Limited Liability Company (LLC)
A limited liability company (LLC) can help you protect your assets because, with this tool, you are forming an entity with special legislation, that provides a barrier and a fortress between the company and its owners. Because of the separation, the individual owners (called “members”) wind up with limited liability protection from threats. For example, if a detrimental situation occurs where the LLC cannot pay its debts, the LLC’s creditors can only access the bank account and other assets owned by the LLC. However, the personal assets of each LLC member are not subject to being seized by creditors because owners’ assets are separate from the assets of the LLC. Therefore, an owner of an LLC only risks the money he or she has invested in the business.
Naturally, personally guaranteed debts and unpaid payroll taxes are still personal liabilities for LLC principles. Additionally, if an LLC member uses the company to engage in fraudulent activity, his or she may have personal liability.
Not only can the LLC protect the owners if the company is sued. The assets in the company can be shielded from seizure if one of the of the members is sued. The maximum that a creditor could obtain would be a charging order against the LLC but legal provisions hinder the creditor from taking LLC assets or forcing the LLC to distribute income.
Limited Partnerships
In a limited partnership (LP), the owners have created a partnership consisting of one or more general partners (who control the LP) and one or more limited partners (who are passive investors). Therefore, the business is owned by at least two people and a partnership agreement can allow for significant financial freedom. The LP can typically invest in real estate, stock, precious metals, businesses, other companies and a plethora of other options. The partnership can also provide significant asset protection for each partner.

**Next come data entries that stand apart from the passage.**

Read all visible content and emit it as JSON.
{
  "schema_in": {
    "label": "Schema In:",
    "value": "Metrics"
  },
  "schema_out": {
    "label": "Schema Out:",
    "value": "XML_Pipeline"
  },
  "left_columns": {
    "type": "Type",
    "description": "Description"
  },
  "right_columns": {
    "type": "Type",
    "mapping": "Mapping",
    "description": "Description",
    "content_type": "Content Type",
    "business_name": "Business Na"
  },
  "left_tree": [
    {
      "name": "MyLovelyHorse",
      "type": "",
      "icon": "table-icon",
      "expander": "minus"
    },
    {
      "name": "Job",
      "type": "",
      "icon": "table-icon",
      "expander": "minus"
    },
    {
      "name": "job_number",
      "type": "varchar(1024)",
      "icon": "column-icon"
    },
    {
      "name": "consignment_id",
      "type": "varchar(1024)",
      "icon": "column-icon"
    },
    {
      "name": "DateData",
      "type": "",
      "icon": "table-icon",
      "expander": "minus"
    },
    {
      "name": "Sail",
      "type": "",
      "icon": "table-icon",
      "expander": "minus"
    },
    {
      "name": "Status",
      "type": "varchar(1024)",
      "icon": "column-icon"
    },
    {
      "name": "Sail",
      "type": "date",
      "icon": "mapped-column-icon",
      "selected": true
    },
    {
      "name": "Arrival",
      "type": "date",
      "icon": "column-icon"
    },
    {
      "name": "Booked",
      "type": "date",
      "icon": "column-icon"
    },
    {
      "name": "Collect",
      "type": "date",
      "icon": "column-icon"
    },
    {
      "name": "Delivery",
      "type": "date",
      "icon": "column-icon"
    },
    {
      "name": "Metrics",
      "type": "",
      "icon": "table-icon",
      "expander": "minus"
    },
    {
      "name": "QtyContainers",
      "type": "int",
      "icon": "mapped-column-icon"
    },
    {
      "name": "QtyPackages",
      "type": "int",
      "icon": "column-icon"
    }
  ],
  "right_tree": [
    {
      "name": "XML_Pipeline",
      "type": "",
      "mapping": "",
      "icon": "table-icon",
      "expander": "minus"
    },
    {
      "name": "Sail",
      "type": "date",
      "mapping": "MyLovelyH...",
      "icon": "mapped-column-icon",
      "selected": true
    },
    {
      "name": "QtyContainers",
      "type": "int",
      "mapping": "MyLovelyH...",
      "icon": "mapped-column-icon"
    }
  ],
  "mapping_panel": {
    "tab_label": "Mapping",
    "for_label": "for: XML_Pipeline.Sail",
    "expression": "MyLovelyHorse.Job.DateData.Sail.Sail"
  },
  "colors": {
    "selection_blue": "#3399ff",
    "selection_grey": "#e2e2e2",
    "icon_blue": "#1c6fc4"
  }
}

With an LP, the general partner manages the business and is exposed to liabilities incurred by the business. The limited partner is protected from liability but does not manage the business. Thus, in this particular setup, if a business owner is not bothered by giving up management and prefers to have protection from liability, becoming the limited partner can help shield him or her from threats.
LLC asset protection statutes were patterned after LPs. So the charging order protection mentioned above for the LLC also applies to the LP.
Annuities
Annuities are often exempt from federal bankruptcy law, but their financial returns are usually abysmal and the ability to access the principle again is forever lost. Annuity contracts and life insurance policies that include certain assets are protected from bankruptcy. Other exemptions also exist under federal law when annuities are paid out because of illness, death, disability, the length of service, or age. The exemption usually applies if the annuity is required to help support the debtor, but they can be limited.
However, when an annuity is located in a retirement account, there is an increased amount of protection from federal government interference. Placing a retirement plan or annuity under a plan that is covered by the federal ERISA law ensures a large amount of asset protection from both creditors and other threats. Thus, placing an annuity into a particular type of retirement fund can greatly increase your ability to protect your assets. A big drawback is that the amounts that can be contributed annually are severely limited. So, there are much more favorable and flexible options such as the offshore asset protection trust.